100 millions de bouteilles de champagne invendues. Cet effondrement annoncé dans la foulée de la pandémie devrait faire baisser le chiffre d’affaire des champenois d’1,7 milliards d’euros en 2020. Alors ils ont pris les grands moyens. Il y a d’abord eu cette demande des négociants d’un report du paiement des raisins de la dernière vendange qui s’echelonne traditionnellement en 4 versements. Cet arrangement a légitimement secoué les vignerons parce qu’il compromet leurs ressources et donc l’organisation de la vendange à venir. Elle révèle par ailleurs les difficultés inquiétantes des négociants qui sont les acheteurs de leurs raisins.

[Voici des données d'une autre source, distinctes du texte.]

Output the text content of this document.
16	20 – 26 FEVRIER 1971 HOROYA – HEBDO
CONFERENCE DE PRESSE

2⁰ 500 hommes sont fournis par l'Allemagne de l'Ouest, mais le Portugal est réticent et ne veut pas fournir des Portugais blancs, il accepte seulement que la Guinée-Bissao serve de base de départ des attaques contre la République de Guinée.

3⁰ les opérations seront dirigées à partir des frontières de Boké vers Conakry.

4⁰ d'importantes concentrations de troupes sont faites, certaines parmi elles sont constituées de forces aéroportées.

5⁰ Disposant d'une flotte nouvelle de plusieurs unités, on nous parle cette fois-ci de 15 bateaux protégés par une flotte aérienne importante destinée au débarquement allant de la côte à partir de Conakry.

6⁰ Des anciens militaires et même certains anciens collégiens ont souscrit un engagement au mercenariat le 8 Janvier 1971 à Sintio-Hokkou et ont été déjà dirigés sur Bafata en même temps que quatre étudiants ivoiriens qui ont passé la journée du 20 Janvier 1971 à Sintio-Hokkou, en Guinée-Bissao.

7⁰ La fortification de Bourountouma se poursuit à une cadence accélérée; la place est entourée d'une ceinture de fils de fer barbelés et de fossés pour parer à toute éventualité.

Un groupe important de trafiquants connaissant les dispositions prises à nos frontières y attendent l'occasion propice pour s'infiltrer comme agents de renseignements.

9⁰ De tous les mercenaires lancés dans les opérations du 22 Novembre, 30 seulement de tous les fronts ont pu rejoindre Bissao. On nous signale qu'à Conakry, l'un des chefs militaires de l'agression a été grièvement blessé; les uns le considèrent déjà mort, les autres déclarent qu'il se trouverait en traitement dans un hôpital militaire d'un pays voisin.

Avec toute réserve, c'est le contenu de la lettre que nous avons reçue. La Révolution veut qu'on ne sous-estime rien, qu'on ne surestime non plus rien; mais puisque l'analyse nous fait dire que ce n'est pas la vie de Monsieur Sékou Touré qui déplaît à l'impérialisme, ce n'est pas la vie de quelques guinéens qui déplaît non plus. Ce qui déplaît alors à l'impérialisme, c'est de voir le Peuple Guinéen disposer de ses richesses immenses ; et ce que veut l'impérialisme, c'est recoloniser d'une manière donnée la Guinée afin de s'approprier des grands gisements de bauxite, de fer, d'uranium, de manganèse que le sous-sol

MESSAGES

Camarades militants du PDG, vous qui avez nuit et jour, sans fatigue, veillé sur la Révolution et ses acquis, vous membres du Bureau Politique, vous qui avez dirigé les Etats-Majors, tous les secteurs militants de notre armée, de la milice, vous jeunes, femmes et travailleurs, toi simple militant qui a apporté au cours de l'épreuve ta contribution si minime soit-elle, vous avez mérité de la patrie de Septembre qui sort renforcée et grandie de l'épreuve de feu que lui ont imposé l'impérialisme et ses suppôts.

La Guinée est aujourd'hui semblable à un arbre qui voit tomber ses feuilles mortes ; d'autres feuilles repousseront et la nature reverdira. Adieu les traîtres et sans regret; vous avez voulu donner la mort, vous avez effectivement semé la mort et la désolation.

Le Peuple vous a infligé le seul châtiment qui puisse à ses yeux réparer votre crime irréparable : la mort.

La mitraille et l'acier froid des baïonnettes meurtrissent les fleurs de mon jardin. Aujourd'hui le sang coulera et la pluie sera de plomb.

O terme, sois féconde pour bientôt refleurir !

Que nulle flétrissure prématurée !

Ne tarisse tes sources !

A quoi s’est ajouté un autre train de mesure quelques jours plus tard, comme pour faire mieux comprendre que la situation est vraiment très grave.
DOUBLE TIRAGE
L’obsession de l’interprofession du Comité Champagne (vignoble et négoce) est d’empêcher la surproduction et la chute des cours qui ne feraient qu’aggraver la crise. La vente des “vins sur latte” (lire par ailleurs : « La champagne veut sauver son trésor de la crise ») a d’abord été suspendue pendant un mois, parce que ces bouteilles sont parfois bradées dans les moments difficiles. La mesure est désormais prolongée jusqu’à fin Juin. Mais surtout, la vendange 2020 sera tirée en deux fois. Cet aménagement, historique une fois encore, a pour objectif de freiner la mise sur le marché des bouteilles issues de la prochaine vendange. Le premier tirage interviendrait comme d’habitude à partir du 1er janvier 2021 pour un volume correspondant à l’estimation des expéditions de 2020. Donc logiquement de quoi remplacer les 170 millions de bouteilles dont la vente est annoncée pour cette année. Il faudra prévoir un rendement de 6000 kg de raisins à l’hectare pour les produire. Ces raisins là seraient payés aux vignerons aux conditions habituelles, c’est à dire en 4 fois sur l’année qui suit. Mais ce rendement historiquement bas fait suite à une baisse de plus de 10% en dix ans. Et il ne suffirait pas à la rentabilité des exploitations viticoles dont le seuil se situerait entre 8000 et 9500 kilos à l’hectare selon les cas. Voilà pourquoi l’interprofession a prévu un rendement complémentaire qui ne serait tiré qu’en janvier 2022 avec cet autre avantage pour les négociants d’en différer une fois encore le paiement au delà de ce second tirage. Et tout pourrait aller pour le mieux dans le monde à haut risque de la Champagne d’aujourd’hui.
DOUBLE RENDEMENT ?
Seulement voilà, même si les partenaires s’échinent à répéter que le quota de la prochaine récolte ne sera pas débattu et fixé avant le 22 Juillet, c’est bien de lui qu’il est surtout question dans les réunions souvent houleuses qui se succèdent. Parce que tous n’ont pas les mêmes besoins en matière première pour pérenniser ou développer leurs entreprises, qu’ils soient récoltants expéditeurs de champagne, négociants acheteurs de raisins ou grandes marques propriétaires de leurs vignes. La Fédération des Vignerons Indépendants (400 exploitants qui élaborent leur bouteilles de A à Z parmi les 5000 producteurs du Syndicat Général des Vignerons), cette fédération réclame pour sa part un rendement à 9500 kilos à l’hectare en deçà desquels leurs exploitations pourraient être condamnées,car -disent-ils- leurs pratiques culturales sont exigeantes et coûteuses. Les indépendants suggèrent donc très fermement, faute d’avoir pu l’obtenir jusqu’à présent, que le Comité Champagne fixe deux niveaux de récolte. Mais l’interprofession leur répond qu’il ne peut y avoir qu’un seul rendement en Champagne et qu’ils pourront acheter à d’autres producteurs les raisins dont ils ont besoin…même si les excédents de leur propre production devaient joncher leurs terres après la vendange. Tant il est vrai que la principe de la “Champagne unique” et parfois solidaire a garanti jusqu’ici le succès insolent de l’appellation. La crise actuelle ravive le débat d’autant plus que la prochaine vendange pourrait être abondante et qualitative.